While FII investment is governed by a portfolio investment scheme under the Foreign Exchange Management Act (FEMA), FDI is monitored by the Reserve Bank of India and the Union government’s Department of Industrial Policy and Promotion.

Gaurav Karnik, associate director, Ernst & Young, said the only way to proper monitoring is by having a single agency to look after foreign investment.

The finance ministry official said single entities invest through different routes to avoid triggering of Sebi’s takeover clause.

The FII route could be adopted because of sectoral caps on foreign investment, though some experts do not agree with this view. “This is not normally done, since companies prefer to invest directly in order to have control. FII investment should be kept out of the FDI definition,” said Harry Chawla, partner in the legal and consultancy firm of Amarchand Mangaldas.

Under the Sebi takeover regulations, an investor who intends to acquire shares, which along with his existing shareholding would entitle him to exercise 15 per cent or more voting rights in the target company, has to make an offer to acquire at least another 20 per cent of the voting capital of that company. The regulation does not make any distinction between FII and FDI.

Yashojit Mitra, associate partner, Economic Laws Practice, said FEMA allows not more than 10 per cent holding by one FII and 24 per cent collectively. “The holding through the FII route is capped irrespective of the sector,” he added.

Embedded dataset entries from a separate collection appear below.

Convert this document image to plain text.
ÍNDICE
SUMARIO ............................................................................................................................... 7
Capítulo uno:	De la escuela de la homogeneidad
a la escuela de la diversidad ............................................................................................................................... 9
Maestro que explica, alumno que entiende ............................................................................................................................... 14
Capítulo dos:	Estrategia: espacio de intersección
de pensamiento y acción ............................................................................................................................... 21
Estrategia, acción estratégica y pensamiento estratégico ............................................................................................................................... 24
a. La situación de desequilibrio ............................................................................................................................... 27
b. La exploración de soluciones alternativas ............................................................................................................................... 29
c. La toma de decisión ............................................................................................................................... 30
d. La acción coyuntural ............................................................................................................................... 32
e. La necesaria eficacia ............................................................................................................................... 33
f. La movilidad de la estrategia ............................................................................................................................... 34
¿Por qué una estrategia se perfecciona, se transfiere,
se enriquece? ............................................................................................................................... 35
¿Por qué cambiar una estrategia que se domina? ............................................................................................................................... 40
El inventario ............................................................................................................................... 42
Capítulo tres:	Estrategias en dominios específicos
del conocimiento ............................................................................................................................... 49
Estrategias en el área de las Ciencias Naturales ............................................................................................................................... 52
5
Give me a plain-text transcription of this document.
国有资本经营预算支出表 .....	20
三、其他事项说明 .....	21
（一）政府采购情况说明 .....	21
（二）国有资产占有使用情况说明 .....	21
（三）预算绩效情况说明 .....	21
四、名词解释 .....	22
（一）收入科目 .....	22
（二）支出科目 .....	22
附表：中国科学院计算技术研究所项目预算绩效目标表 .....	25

“FII investment is under more scrutiny than FDI. Especially in listed companies, an investor will always be wary since the ‘persons acting in concert’ definition is very strong and such kind of play (preventing triggering of takeover clause) is restricted. But in unlisted companies, people can violate the caps,” Mitra said. Companies have to make a post-investment filing with RBI within 30 days. “RBI and the enforcement directorate monitor this information, but how much is implemented is doubtful. For instance, a company can say it is in information technology space, but may actually be doing something else,” Mitra added.